Many column inches have been given to actor Mel Gibson’s personal exploits. His actions have seen him go from being a cinematic hero to Hollywood pariah with work swiftly fading. Over the last decade, he has occasionally dipped his thespian oar in the water with mixed results.
Whatever one thinks about the man, the actor still has what it takes to deliver a strong performance. Blood Father proves Gibson-the-performer still has some mileage left with this magnetic role making use of his emotional diversity.
John Link (Gibson) is an ex-con trying to go on the straight and narrow. A recovering alcoholic, his wife left him and his daughter Lydia (Erin Moriarty) vanished. Suddenly Lydia re-enters his life, bringing destruction in her wake. On the run from deadly drug dealers, she pleads with him to help. Reluctantly taking up arms, Link’s grizzled demeanour aims its steady gaze at all those daring to bring thunderous fire to his wayward existence.
Using a father/daughter bonding motif as its base, Blood Father becomes a story about redemption. The duo’s self-esteem is in pieces initially, with their pairing giving them a focus they desperately lack. Link, in particular, is a lost soul searching for new horizons with a percolating rage ready to explode. Gibson and Moriarty bring intense believability to their roles providing an authenticity to the often savage story.

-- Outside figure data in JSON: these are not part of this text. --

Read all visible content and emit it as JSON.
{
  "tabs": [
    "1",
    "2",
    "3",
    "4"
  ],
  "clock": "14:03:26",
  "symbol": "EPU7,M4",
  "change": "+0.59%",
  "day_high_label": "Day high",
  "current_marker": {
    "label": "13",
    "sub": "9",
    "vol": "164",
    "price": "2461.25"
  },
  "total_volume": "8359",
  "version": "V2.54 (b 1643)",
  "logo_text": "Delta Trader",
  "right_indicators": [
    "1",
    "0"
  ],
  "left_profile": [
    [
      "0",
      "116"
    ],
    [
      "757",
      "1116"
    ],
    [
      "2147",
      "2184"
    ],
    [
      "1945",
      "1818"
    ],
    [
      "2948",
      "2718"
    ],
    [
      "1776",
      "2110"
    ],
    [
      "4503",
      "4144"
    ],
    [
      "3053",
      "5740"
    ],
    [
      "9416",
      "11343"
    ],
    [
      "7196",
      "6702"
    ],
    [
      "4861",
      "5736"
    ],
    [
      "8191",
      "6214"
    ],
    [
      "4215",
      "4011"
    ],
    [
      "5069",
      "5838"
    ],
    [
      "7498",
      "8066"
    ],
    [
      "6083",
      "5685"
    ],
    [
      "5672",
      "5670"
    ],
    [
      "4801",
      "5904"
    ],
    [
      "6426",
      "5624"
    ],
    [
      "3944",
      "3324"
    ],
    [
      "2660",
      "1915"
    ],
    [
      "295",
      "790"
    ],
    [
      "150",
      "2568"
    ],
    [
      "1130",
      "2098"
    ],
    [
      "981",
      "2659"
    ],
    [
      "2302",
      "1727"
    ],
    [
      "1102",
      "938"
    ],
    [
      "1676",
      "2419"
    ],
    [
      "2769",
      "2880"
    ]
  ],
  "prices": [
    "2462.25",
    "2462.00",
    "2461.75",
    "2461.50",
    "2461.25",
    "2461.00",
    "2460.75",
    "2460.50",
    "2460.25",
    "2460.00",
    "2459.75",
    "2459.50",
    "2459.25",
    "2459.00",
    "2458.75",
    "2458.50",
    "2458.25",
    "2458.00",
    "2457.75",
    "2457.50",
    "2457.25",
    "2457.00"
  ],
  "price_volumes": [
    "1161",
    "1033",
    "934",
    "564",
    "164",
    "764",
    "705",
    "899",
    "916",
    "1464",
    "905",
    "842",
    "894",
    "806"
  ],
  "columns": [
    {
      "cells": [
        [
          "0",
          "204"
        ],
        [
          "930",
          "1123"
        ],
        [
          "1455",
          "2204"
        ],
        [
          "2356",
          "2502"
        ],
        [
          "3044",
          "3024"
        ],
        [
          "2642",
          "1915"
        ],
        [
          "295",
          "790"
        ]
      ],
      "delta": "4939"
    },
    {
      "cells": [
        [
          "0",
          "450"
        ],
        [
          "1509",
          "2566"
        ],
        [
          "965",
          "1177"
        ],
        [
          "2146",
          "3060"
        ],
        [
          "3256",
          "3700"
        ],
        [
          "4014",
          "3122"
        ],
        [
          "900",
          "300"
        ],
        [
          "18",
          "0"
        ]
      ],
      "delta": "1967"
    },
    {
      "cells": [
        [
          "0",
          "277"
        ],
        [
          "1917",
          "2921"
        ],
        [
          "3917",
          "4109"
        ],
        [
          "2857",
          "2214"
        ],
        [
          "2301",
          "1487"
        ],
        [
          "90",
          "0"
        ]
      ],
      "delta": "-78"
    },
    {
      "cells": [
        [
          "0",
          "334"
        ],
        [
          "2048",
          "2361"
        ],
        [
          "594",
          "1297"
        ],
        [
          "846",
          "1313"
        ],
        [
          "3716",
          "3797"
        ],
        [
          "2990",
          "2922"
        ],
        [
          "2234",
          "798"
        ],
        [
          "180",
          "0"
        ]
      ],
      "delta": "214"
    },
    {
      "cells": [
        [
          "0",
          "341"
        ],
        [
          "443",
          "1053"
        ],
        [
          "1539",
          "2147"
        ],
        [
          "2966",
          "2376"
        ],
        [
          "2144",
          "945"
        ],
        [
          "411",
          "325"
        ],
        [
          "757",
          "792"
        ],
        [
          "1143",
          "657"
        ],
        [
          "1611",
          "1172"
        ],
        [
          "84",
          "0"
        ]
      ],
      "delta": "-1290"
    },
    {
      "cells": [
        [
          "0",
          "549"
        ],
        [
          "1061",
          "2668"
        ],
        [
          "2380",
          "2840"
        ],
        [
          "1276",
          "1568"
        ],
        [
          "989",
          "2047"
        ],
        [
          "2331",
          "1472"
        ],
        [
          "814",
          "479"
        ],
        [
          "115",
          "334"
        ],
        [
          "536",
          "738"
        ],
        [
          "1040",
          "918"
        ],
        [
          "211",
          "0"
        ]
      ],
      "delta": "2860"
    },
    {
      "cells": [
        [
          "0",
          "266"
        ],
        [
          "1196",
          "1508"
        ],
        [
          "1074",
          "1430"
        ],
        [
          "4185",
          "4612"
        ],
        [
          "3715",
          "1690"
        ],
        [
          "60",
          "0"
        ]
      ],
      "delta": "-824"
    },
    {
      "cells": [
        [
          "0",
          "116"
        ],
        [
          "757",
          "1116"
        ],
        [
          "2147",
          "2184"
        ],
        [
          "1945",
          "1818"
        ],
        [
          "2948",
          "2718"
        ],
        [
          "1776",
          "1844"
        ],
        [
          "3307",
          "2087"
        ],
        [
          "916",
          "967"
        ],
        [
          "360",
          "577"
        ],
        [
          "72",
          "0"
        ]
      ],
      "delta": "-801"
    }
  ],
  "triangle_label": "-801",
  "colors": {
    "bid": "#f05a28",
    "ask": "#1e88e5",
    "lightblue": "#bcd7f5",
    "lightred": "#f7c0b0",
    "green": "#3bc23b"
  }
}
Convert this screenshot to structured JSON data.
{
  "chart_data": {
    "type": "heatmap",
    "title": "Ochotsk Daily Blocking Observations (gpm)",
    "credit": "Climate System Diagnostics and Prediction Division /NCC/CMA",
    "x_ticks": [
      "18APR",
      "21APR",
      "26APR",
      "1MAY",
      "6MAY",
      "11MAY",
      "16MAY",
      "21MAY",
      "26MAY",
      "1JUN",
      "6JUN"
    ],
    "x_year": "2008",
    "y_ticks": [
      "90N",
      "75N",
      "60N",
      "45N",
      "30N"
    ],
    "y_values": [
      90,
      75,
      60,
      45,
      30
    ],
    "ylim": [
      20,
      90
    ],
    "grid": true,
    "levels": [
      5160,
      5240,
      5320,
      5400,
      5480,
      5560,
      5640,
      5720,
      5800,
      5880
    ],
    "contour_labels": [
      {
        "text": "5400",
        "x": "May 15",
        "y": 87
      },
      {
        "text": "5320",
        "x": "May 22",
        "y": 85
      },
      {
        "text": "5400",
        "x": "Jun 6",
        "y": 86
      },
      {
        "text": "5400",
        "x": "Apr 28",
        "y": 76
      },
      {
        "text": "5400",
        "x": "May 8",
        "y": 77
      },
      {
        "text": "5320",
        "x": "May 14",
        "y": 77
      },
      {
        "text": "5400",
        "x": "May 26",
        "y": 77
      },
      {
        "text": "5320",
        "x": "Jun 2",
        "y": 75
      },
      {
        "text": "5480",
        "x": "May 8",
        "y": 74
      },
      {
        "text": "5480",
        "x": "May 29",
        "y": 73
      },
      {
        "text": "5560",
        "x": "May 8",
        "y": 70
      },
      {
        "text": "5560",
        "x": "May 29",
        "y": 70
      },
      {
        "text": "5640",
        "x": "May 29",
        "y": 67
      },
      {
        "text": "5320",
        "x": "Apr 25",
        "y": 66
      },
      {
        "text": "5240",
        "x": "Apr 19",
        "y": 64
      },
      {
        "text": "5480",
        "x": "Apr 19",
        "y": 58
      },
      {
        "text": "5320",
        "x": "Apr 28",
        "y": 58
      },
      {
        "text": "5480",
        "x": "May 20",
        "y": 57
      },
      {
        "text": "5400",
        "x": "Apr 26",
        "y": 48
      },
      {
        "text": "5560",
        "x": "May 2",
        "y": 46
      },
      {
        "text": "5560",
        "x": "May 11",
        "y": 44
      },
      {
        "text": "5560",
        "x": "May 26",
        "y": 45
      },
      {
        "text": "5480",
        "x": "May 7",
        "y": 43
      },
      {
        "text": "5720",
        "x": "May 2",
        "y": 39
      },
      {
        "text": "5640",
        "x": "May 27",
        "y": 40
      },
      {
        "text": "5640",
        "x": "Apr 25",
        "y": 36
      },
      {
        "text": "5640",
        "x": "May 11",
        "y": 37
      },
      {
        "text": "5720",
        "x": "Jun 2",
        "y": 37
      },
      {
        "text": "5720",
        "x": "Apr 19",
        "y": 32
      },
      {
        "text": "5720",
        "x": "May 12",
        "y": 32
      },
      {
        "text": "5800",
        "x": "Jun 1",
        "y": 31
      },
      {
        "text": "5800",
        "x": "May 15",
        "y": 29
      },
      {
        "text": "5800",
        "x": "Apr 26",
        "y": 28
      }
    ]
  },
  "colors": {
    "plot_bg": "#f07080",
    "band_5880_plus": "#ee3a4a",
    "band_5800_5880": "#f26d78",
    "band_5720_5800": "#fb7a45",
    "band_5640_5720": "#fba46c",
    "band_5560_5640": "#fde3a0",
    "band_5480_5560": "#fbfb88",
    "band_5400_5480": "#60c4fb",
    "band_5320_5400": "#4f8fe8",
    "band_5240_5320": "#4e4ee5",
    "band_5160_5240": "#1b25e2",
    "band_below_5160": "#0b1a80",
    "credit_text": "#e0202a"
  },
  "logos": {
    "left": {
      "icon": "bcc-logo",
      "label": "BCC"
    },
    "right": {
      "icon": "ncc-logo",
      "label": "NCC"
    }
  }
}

Making Blood Father stand-out is the cinematography which successfully conjures the vast expanses in which the characters live. The wide-open spaces mask the enclosed feelings of inertia the characters feel, with only their changing attitudes able to set them free. The action sequences and direction are stylishly handled with the short run-time mirroring the quick brutality the characters face. The sense of urgency in which to escape their predicament is keenly felt as the drama and action is effectively combined.
Mel Gibson may have committed many unpardonable sins but Blood Father isn’t one of them. A tight, edgy thriller. Utilising his character’s path to enlightenment, perhaps it’s a path Gibson needs to endure in order to see him return to cinematic glory.